Ребров с Валей шли скорым шагом, изредка останавливались передохнуть и снова шли.
Уральский тракт терялся в степи. Самара скрылась из виду еще после пыльного пригорка, на котором сражались конные разведчики. Сухая, пыльная колея убегала вперед, по бокам ее все чаще и чаще стали попадаться обглоданные кем-то костяки павших верблюдов и лошадей.
Дубовый Умет медленно приближался.
— Скорей, Борис, — торопила Валя, сразу почерневшая от воздуха и пыли, — те вернутся назад.
— Навряд ли: удирали быстро, — ответил Ребров.
Они подошли к селу. Глиняные серые изгороди сиротливо торчали среди раскинувшейся позади степи. Кругом было безлюдно. Далеко вперед уходила деревенская улица, в конце ее белело странной формы пятно.
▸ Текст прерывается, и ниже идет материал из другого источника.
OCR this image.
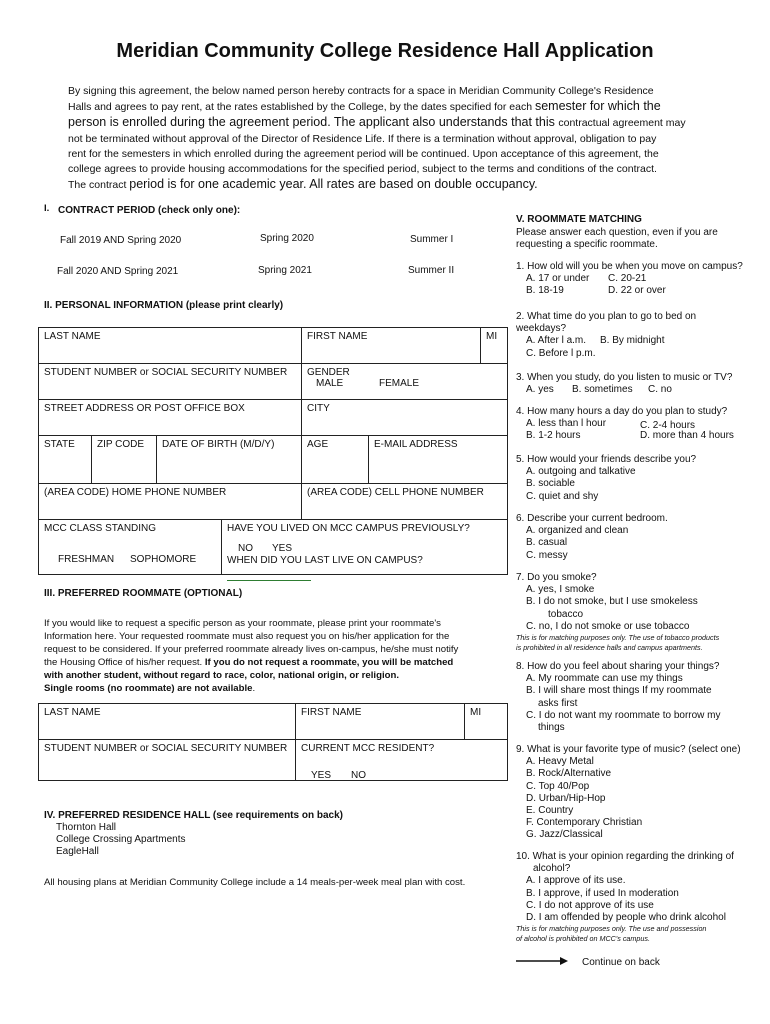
Meridian Community College Residence Hall Application
By signing this agreement, the below named person hereby contracts for a space in Meridian Community College's Residence
Halls and agrees to pay rent, at the rates established by the College, by the dates specified for each semester for which the
person is enrolled during the agreement period. The applicant also understands that this contractual agreement may
not be terminated without approval of the Director of Residence Life. If there is a termination without approval, obligation to pay
rent for the semesters in which enrolled during the agreement period will be continued. Upon acceptance of this agreement, the
college agrees to provide housing accommodations for the specified period, subject to the terms and conditions of the contract.
The contract period is for one academic year. All rates are based on double occupancy.
I. CONTRACT PERIOD (check only one):
Fall 2019 AND Spring 2020	Spring 2020	Summer I
Fall 2020 AND Spring 2021	Spring 2021	Summer II
II. PERSONAL INFORMATION (please print clearly)
LAST NAME	FIRST NAME	MI
STUDENT NUMBER or SOCIAL SECURITY NUMBER	GENDER
MALE	FEMALE
STREET ADDRESS OR POST OFFICE BOX	CITY
STATE	ZIP CODE	DATE OF BIRTH (M/D/Y)	AGE	E-MAIL ADDRESS
(AREA CODE) HOME PHONE NUMBER	(AREA CODE) CELL PHONE NUMBER
MCC CLASS STANDING
FRESHMAN SOPHOMORE
HAVE YOU LIVED ON MCC CAMPUS PREVIOUSLY?
NO YES
WHEN DID YOU LAST LIVE ON CAMPUS?
III. PREFERRED ROOMMATE (OPTIONAL)
If you would like to request a specific person as your roommate, please print your roommate's
Information here. Your requested roommate must also request you on his/her application for the
request to be considered. If your preferred roommate already lives on-campus, he/she must notify
the Housing Office of his/her request. If you do not request a roommate, you will be matched
with another student, without regard to race, color, national origin, or religion.
Single rooms (no roommate) are not available.
LAST NAME	FIRST NAME	MI
STUDENT NUMBER or SOCIAL SECURITY NUMBER	CURRENT MCC RESIDENT?
YES NO
IV. PREFERRED RESIDENCE HALL (see requirements on back)
Thornton Hall
College Crossing Apartments
EagleHall
All housing plans at Meridian Community College include a 14 meals-per-week meal plan with cost.
V. ROOMMATE MATCHING
Please answer each question, even if you are
requesting a specific roommate.
1. How old will you be when you move on campus?
A. 17 or under C. 20-21
B. 18-19	D. 22 or over
2. What time do you plan to go to bed on
weekdays?
A. After l a.m. B. By midnight
C. Before l p.m.
3. When you study, do you listen to music or TV?
A. yes B. sometimes C. no
4. How many hours a day do you plan to study?
A. less than l hour	C. 2-4 hours
B. 1-2 hours	D. more than 4 hours
5. How would your friends describe you?
A. outgoing and talkative
B. sociable
C. quiet and shy
6. Describe your current bedroom.
A. organized and clean
B. casual
C. messy
7. Do you smoke?
A. yes, I smoke
B. I do not smoke, but I use smokeless
tobacco
C. no, I do not smoke or use tobacco
This is for matching purposes only. The use of tobacco products
is prohibited in all residence halls and campus apartments.
8. How do you feel about sharing your things?
A. My roommate can use my things
B. I will share most things If my roommate
asks first
C. I do not want my roommate to borrow my
things
9. What is your favorite type of music? (select one)
A. Heavy Metal
B. Rock/Alternative
C. Top 40/Pop
D. Urban/Hip-Hop
E. Country
F. Contemporary Christian
G. Jazz/Classical
10. What is your opinion regarding the drinking of
alcohol?
A. I approve of its use.
B. I approve, if used In moderation
C. I do not approve of its use
D. I am offended by people who drink alcohol
This is for matching purposes only. The use and possession
of alcohol is prohibited on MCC's campus.
Continue on back
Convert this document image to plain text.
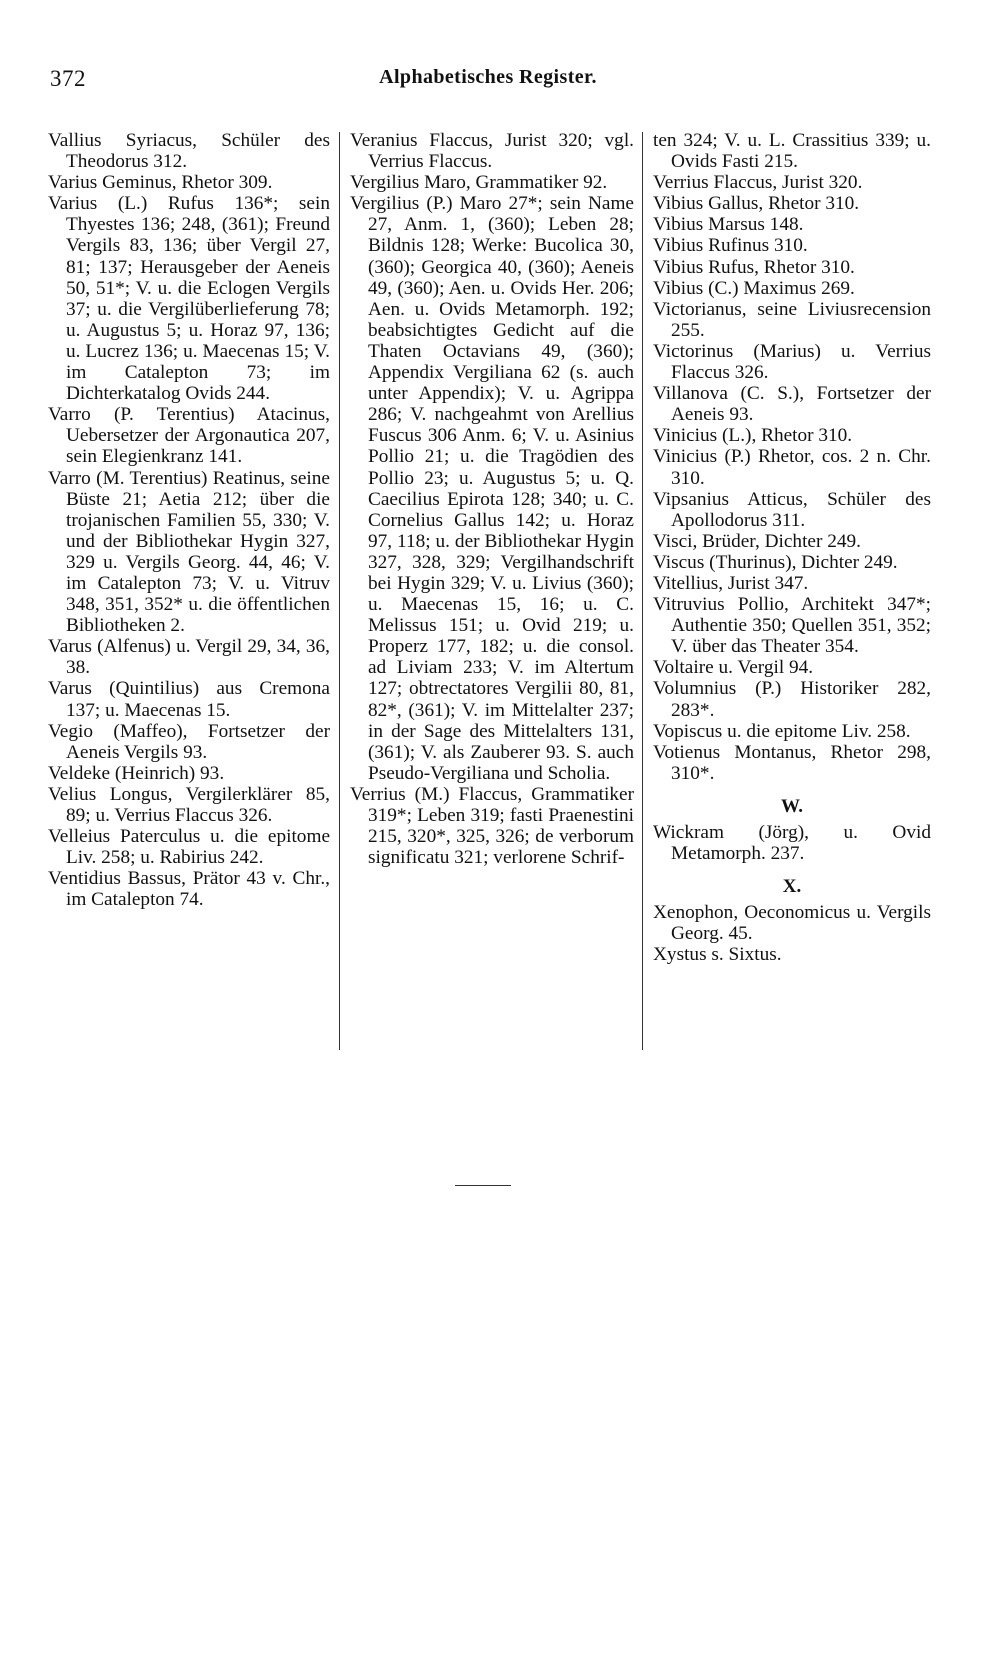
372	Alphabetisches Register.
Vallius Syriacus, Schüler des Theodorus 312.
Varius Geminus, Rhetor 309.
Varius (L.) Rufus 136*; sein Thyestes 136; 248, (361); Freund Vergils 83, 136; über Vergil 27, 81; 137; Herausgeber der Aeneis 50, 51*; V. u. die Eclogen Vergils 37; u. die Vergilüberlieferung 78; u. Augustus 5; u. Horaz 97, 136; u. Lucrez 136; u. Maecenas 15; V. im Catalepton 73; im Dichterkatalog Ovids 244.
Varro (P. Terentius) Atacinus, Uebersetzer der Argonautica 207, sein Elegienkranz 141.
Varro (M. Terentius) Reatinus, seine Büste 21; Aetia 212; über die trojanischen Familien 55, 330; V. und der Bibliothekar Hygin 327, 329 u. Vergils Georg. 44, 46; V. im Catalepton 73; V. u. Vitruv 348, 351, 352* u. die öffentlichen Bibliotheken 2.
Varus (Alfenus) u. Vergil 29, 34, 36, 38.
Varus (Quintilius) aus Cremona 137; u. Maecenas 15.
Vegio (Maffeo), Fortsetzer der Aeneis Vergils 93.
Veldeke (Heinrich) 93.
Velius Longus, Vergilerklärer 85, 89; u. Verrius Flaccus 326.
Velleius Paterculus u. die epitome Liv. 258; u. Rabirius 242.
Ventidius Bassus, Prätor 43 v. Chr., im Catalepton 74.
Veranius Flaccus, Jurist 320; vgl. Verrius Flaccus.
Vergilius Maro, Grammatiker 92.
Vergilius (P.) Maro 27*; sein Name 27, Anm. 1, (360); Leben 28; Bildnis 128; Werke: Bucolica 30, (360); Georgica 40, (360); Aeneis 49, (360); Aen. u. Ovids Her. 206; Aen. u. Ovids Metamorph. 192; beabsichtigtes Gedicht auf die Thaten Octavians 49, (360); Appendix Vergiliana 62 (s. auch unter Appendix); V. u. Agrippa 286; V. nachgeahmt von Arellius Fuscus 306 Anm. 6; V. u. Asinius Pollio 21; u. die Tragödien des Pollio 23; u. Augustus 5; u. Q. Caecilius Epirota 128; 340; u. C. Cornelius Gallus 142; u. Horaz 97, 118; u. der Bibliothekar Hygin 327, 328, 329; Vergilhandschrift bei Hygin 329; V. u. Livius (360); u. Maecenas 15, 16; u. C. Melissus 151; u. Ovid 219; u. Properz 177, 182; u. die consol. ad Liviam 233; V. im Altertum 127; obtrectatores Vergilii 80, 81, 82*, (361); V. im Mittelalter 237; in der Sage des Mittelalters 131, (361); V. als Zauberer 93. S. auch Pseudo-Vergiliana und Scholia.
Verrius (M.) Flaccus, Grammatiker 319*; Leben 319; fasti Praenestini 215, 320*, 325, 326; de verborum significatu 321; verlorene Schrif-
ten 324; V. u. L. Crassitius 339; u. Ovids Fasti 215.
Verrius Flaccus, Jurist 320.
Vibius Gallus, Rhetor 310.
Vibius Marsus 148.
Vibius Rufinus 310.
Vibius Rufus, Rhetor 310.
Vibius (C.) Maximus 269.
Victorianus, seine Liviusrecension 255.
Victorinus (Marius) u. Verrius Flaccus 326.
Villanova (C. S.), Fortsetzer der Aeneis 93.
Vinicius (L.), Rhetor 310.
Vinicius (P.) Rhetor, cos. 2 n. Chr. 310.
Vipsanius Atticus, Schüler des Apollodorus 311.
Visci, Brüder, Dichter 249.
Viscus (Thurinus), Dichter 249.
Vitellius, Jurist 347.
Vitruvius Pollio, Architekt 347*; Authentie 350; Quellen 351, 352; V. über das Theater 354.
Voltaire u. Vergil 94.
Volumnius (P.) Historiker 282, 283*.
Vopiscus u. die epitome Liv. 258.
Votienus Montanus, Rhetor 298, 310*.
W.
Wickram (Jörg), u. Ovid Metamorph. 237.
X.
Xenophon, Oeconomicus u. Vergils Georg. 45.
Xystus s. Sixtus.
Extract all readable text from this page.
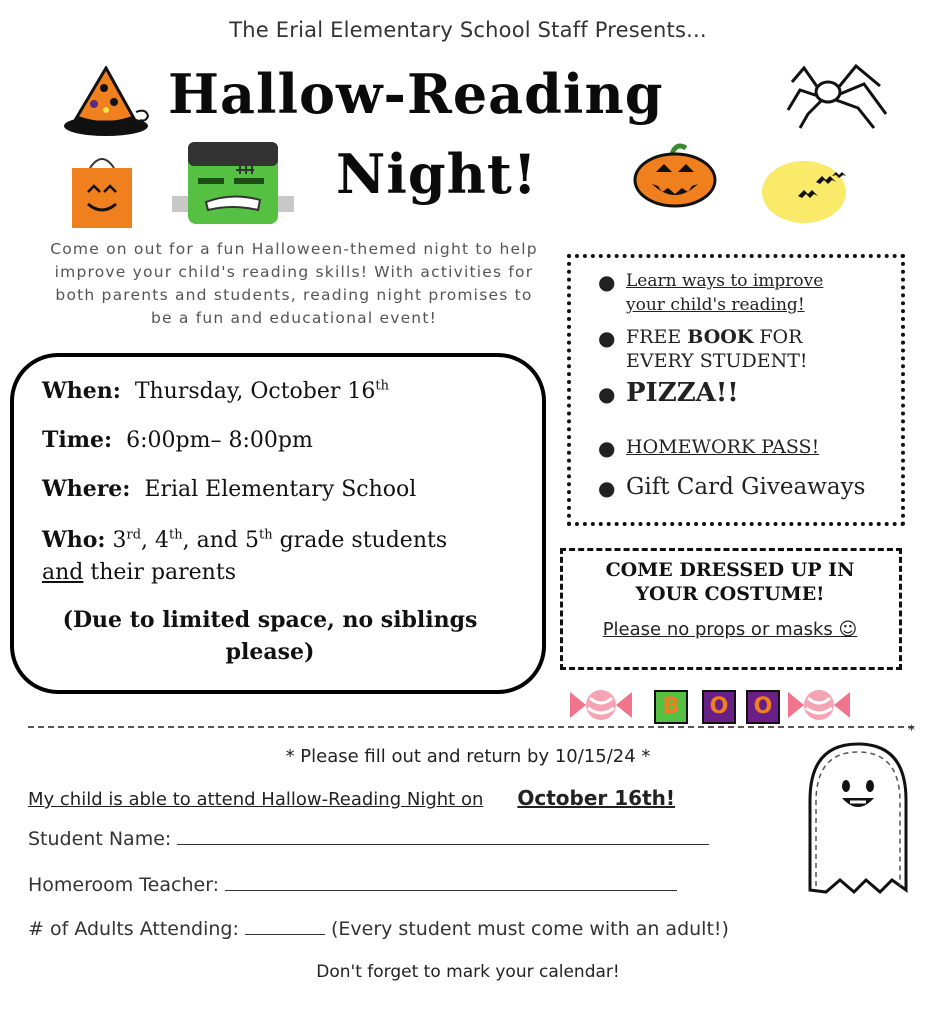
The Erial Elementary School Staff Presents...
Hallow-Reading
Night!
Come on out for a fun Halloween-themed night to help improve your child's reading skills! With activities for both parents and students, reading night promises to be a fun and educational event!
When: Thursday, October 16th
Time: 6:00pm– 8:00pm
Where: Erial Elementary School
Who: 3rd, 4th, and 5th grade students
and their parents
(Due to limited space, no siblings please)
● Learn ways to improve
your child's reading!
● FREE BOOK FOR
EVERY STUDENT!
● PIZZA!!
● HOMEWORK PASS!
● Gift Card Giveaways
COME DRESSED UP IN
YOUR COSTUME!
Please no props or masks ☺
B	O	O
*
* Please fill out and return by 10/15/24 *
My child is able to attend Hallow-Reading Night on October 16th!
Student Name:
Homeroom Teacher:
# of Adults Attending:	(Every student must come with an adult!)
Don't forget to mark your calendar!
«Что бы это могло быть?» — думал, приближаясь к пятну, Ребров. Мало-помалу он различил крылья и контуры аэроплана. Какие-то люди возились вокруг него. Из переулка внезапно выскочило несколько кавалеристов в лампасах и бараньих шапках. Они проскакали к аэроплану, спешились около него и, привязав лошадей к воротам, вошли в дом. Ребров и Валя подошли ближе. Аэроплан с трехцветными кругами, нарисованными на крыльях, стоял перед небольшой деревенской избой. Несмотря на ранний час, деревенские ребятишки, взрослые мужчины и бабы сгрудились вокруг аэроплана и с любопытством рассматривали гигантскую птицу, залетевшую к ним впервые.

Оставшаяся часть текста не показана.